Official Support for Multisite Behind SA520 Firewalls?

jeffrey.reese · ‎04-30-2013

I'm at the beginning of a new multisite implementation with two sites. There are existing SA520 firewalls at each site. I have a UC540 and a UC560 with latest software packs and CCA 3.2(2).

I'd like to know if multisite is currently (April, 2013) officially supported by Cisco when the UC devices are behind SA520 firewalls and whether this is configurable using CCA 3.2(2).

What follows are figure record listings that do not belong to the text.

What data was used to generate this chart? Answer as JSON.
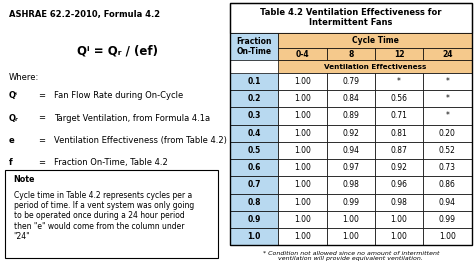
{
  "title_line1": "Table 4.2 Ventilation Effectiveness for",
  "title_line2": "Intermittent Fans",
  "fractions": [
    "0.1",
    "0.2",
    "0.3",
    "0.4",
    "0.5",
    "0.6",
    "0.7",
    "0.8",
    "0.9",
    "1.0"
  ],
  "data": [
    [
      "1.00",
      "0.79",
      "*",
      "*"
    ],
    [
      "1.00",
      "0.84",
      "0.56",
      "*"
    ],
    [
      "1.00",
      "0.89",
      "0.71",
      "*"
    ],
    [
      "1.00",
      "0.92",
      "0.81",
      "0.20"
    ],
    [
      "1.00",
      "0.94",
      "0.87",
      "0.52"
    ],
    [
      "1.00",
      "0.97",
      "0.92",
      "0.73"
    ],
    [
      "1.00",
      "0.98",
      "0.96",
      "0.86"
    ],
    [
      "1.00",
      "0.99",
      "0.98",
      "0.94"
    ],
    [
      "1.00",
      "1.00",
      "1.00",
      "0.99"
    ],
    [
      "1.00",
      "1.00",
      "1.00",
      "1.00"
    ]
  ],
  "footnote": "* Condition not allowed since no amount of intermittent\nventilation will provide equivalent ventilation.",
  "ashrae_title": "ASHRAE 62.2-2010, Formula 4.2",
  "formula": "Qⁱ = Qᵣ / (ef)",
  "where_label": "Where:",
  "where_lines": [
    [
      "Qⁱ",
      "=",
      "Fan Flow Rate during On-Cycle"
    ],
    [
      "Qᵣ",
      "=",
      "Target Ventilation, from Formula 4.1a"
    ],
    [
      "e",
      "=",
      "Ventilation Effectiveness (from Table 4.2)"
    ],
    [
      "f",
      "=",
      "Fraction On-Time, Table 4.2"
    ]
  ],
  "note_title": "Note",
  "note_text": "Cycle time in Table 4.2 represents cycles per a\nperiod of time. If a vent system was only going\nto be operated once during a 24 hour period\nthen \"e\" would come from the column under\n\"24\"",
  "color_header_bg": "#F5C98C",
  "color_fraction_bg": "#B8D9F0",
  "color_data_bg": "#FFFFFF",
  "color_border": "#000000",
  "bg_color": "#FFFFFF",
  "cycle_labels": [
    "0-4",
    "8",
    "12",
    "24"
  ]
}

I've done multisite in the past in an unsupported configuration via CLI and I'm hoping to go "by the book" as much as possible on this one. I can drop the SA520 firewalls if needed. I have a lot of support procedures built around the SA520 so I have some incentive to keep them in place but not at the expense of running an unsupported configuration.

Any help would be much appreciated.

Darren DeCroock · ‎05-01-2013

Hello Jeffrey,

The way this will be configured depends upon the topology you go with. If you leave the SA520's in place, the VPN connection would be between the SA520's, and the UC500's would not be involved, and this would not be configured using CCA. This is supported, but just not thought the UC500's or CCA.

If you make the UC500's the edge devices, or put them in a DMZ with public IP addresses, then the multisite configuration in CCA can be used, and also is supported.

So, I guess it just depends on which way you want to go. But both topologies are supported by Cisco, but CCA will only be used (For the VPN configuration) if the UC500's are configured with Public IP addresses.

Thank you,

Darren

jeffrey.reese · ‎05-06-2013

Thanks, that's what I was looking for.